As dry May ends the sun has transformed the allotment and
turned a blank canvas into a busy plot full of fresh early fruit and salad. The
plots are busy first and last thing each day with folk going back and forth to
the water troughs and giving their crops that vital element – water.
‘Can I have a drink please?’ Lottie asks, ignoring the bench
top and squeezing down under the shelter it provides.
‘Just a minute, I have the get the pot, ‘ I reply. The pots
are kept in my shed and are old big Yogurt pots which once cleaned out by
Lottie and washed are brought across to act as containers for some of the precious
food as it makes its journey home and to the plate. I must thank the likes of
Lidl in introducing us to those huge yogurt pots with proper lids. They truly
have many uses around the plot and Lottie’s water bowl is but one.
I hold the ballcock down and fill the tub with fresh water
which I present to Lottie and she laps up with great gusto. How dogs can lick
up liquid remains a mystery to me, but they do.
For the next hour I water mine and my neighbour’s plot. She
is in isolation, so I have two plots and lots to water. I soon will be competing
with Popeye for arm muscles! I then collect our dinner salad and fruit.
‘Before we go can you top up my pot?’ asks Lottie with those
pleading whippet eyes that no one can ignore.
‘Ok but you have loads of water still there in the pot,’ I
reply.
‘That’s not fresh,’ she answers with a look as if I had offered
her bad meat.
Lottie likes to see that water is fresh and always stands with
a fixed stare when you fill any of her bowls. She wants to ensure she is
getting ‘fresh’. She doesn’t care when its milk, but water has to be fresh.
I press the ballcock down in the trough, but nothing happens.
There is no water. I look puzzled and move to the next trough which is the
same. I then walk down to the trough in the other direction. The same.
‘What does a dog have to do to get a drink around here?’ I
hear from a pair of eyes fixed on me from under the bench.
I do not respond but slowly walk along all the troughs in
the direction of the water source and none are giving the slightest droplet. Finally,
on the bottom plots I see and hear the issue. The water has already been taken
and is being drawn upon as fast as it is filling. Most of the plot holders are queuing
up with two cans to take water, and those who are not queuing are busy watering
their plots.
So it may be nice to be up the hill but maybe not so nice when
water is in high demand.
I trudge back to Lottie and try my best to explain. ‘The
tanks are empty and busy filling up and with the water pressure it isn’t making
it up here.’
‘Water is on demand - you just have to turn the tap. You
must think I am an idiot,’ declares Lottie with a look of disbelief and frustration.

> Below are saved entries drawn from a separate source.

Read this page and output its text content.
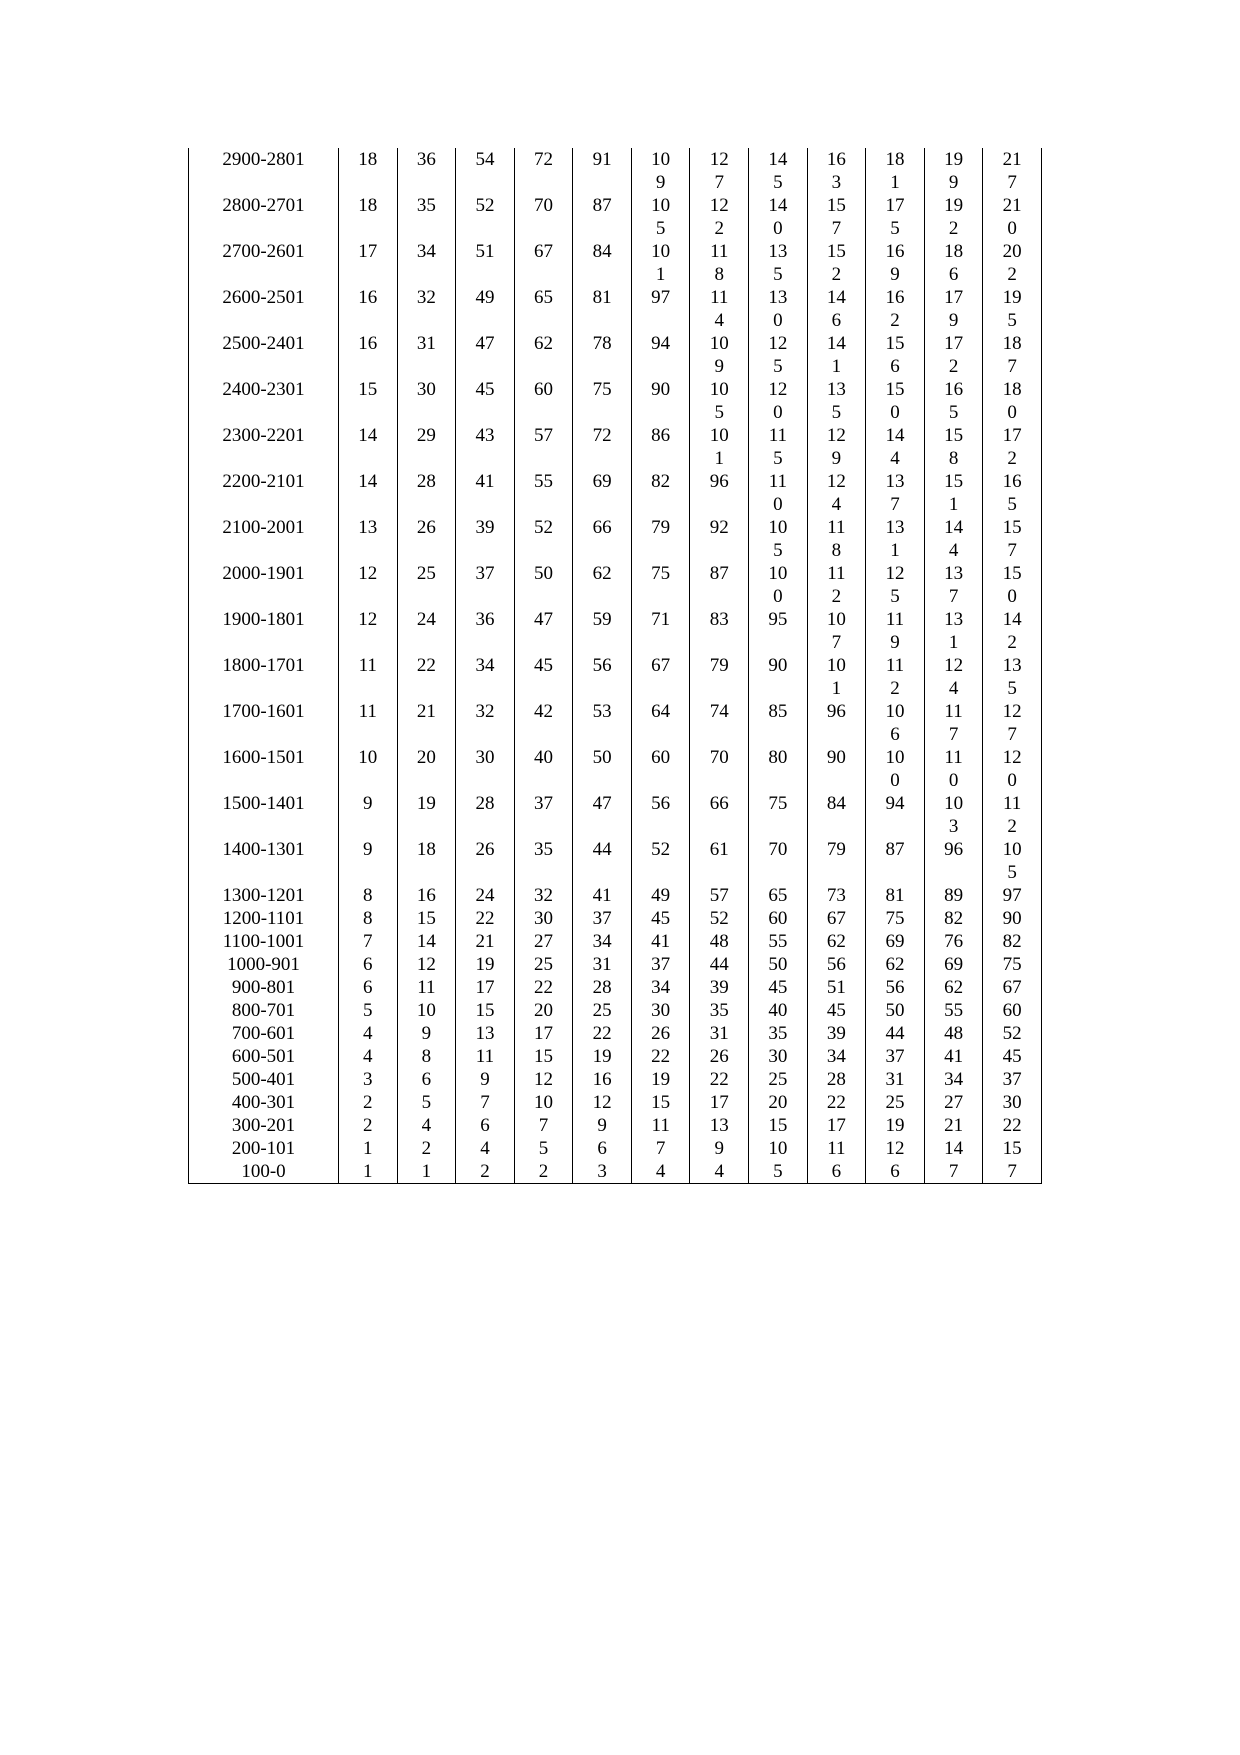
2900-2801	18	36	54	72	91	109	127	145	163	181	199	217
2800-2701	18	35	52	70	87	105	122	140	157	175	192	210
2700-2601	17	34	51	67	84	101	118	135	152	169	186	202
2600-2501	16	32	49	65	81	97	114	130	146	162	179	195
2500-2401	16	31	47	62	78	94	109	125	141	156	172	187
2400-2301	15	30	45	60	75	90	105	120	135	150	165	180
2300-2201	14	29	43	57	72	86	101	115	129	144	158	172
2200-2101	14	28	41	55	69	82	96	110	124	137	151	165
2100-2001	13	26	39	52	66	79	92	105	118	131	144	157
2000-1901	12	25	37	50	62	75	87	100	112	125	137	150
1900-1801	12	24	36	47	59	71	83	95	107	119	131	142
1800-1701	11	22	34	45	56	67	79	90	101	112	124	135
1700-1601	11	21	32	42	53	64	74	85	96	106	117	127
1600-1501	10	20	30	40	50	60	70	80	90	100	110	120
1500-1401	9	19	28	37	47	56	66	75	84	94	103	112
1400-1301	9	18	26	35	44	52	61	70	79	87	96	105
1300-1201	8	16	24	32	41	49	57	65	73	81	89	97
1200-1101	8	15	22	30	37	45	52	60	67	75	82	90
1100-1001	7	14	21	27	34	41	48	55	62	69	76	82
1000-901	6	12	19	25	31	37	44	50	56	62	69	75
900-801	6	11	17	22	28	34	39	45	51	56	62	67
800-701	5	10	15	20	25	30	35	40	45	50	55	60
700-601	4	9	13	17	22	26	31	35	39	44	48	52
600-501	4	8	11	15	19	22	26	30	34	37	41	45
500-401	3	6	9	12	16	19	22	25	28	31	34	37
400-301	2	5	7	10	12	15	17	20	22	25	27	30
300-201	2	4	6	7	9	11	13	15	17	19	21	22
200-101	1	2	4	5	6	7	9	10	11	12	14	15
100-0	1	1	2	2	3	4	4	5	6	6	7	7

‘I am not drinking stale water and I am going tell Annie when we get home you
didn’t give me my water.’
I realise it is time to go as this debate is going nowhere.
I wave to the other plot holders and say goodbye and as I walk to the gate, I
start to think how to avoid a repeat tomorrow. I could get here earlier but
that does not guarantee success. I could get here later but the same applies.
Is there a way I can siphon off the main pipe and get water to the trough
before others? I soon realise this is a wasted thought and resign myself to
having to accept the tank will be full when I arrive and may not refill itself
while I am there.
Water is vital. Many of us have butts some even fancy water
irrigation systems, but when it does not rain these soon all run dry. Some allotments
do not even have water and we have a friend how has to fill big bottles and
take them by car to the plot each trip.
Having arrived home and fed Lottie and given her some ‘fresh’
water, dinner soon awaits on the balcony in the glorious evening sunshine.
Fresh green and red salad, rocket, spring onions, baby beetroot leaves, cucumber, the first
basil mixed with herbs from the balcony pots all accompanied by chicken and
bread and followed by fresh rhubarb, yogurt topped with our first raspberries. Tomorrow
we should have more strawberries and the first of our cherries.
You realise that the sunshine, heat and recent good weather
has delivered a bounty of fresh produce with more to come. Watering the allotment
may be testing and frustrating for Lottie, but there are many fresh rewards.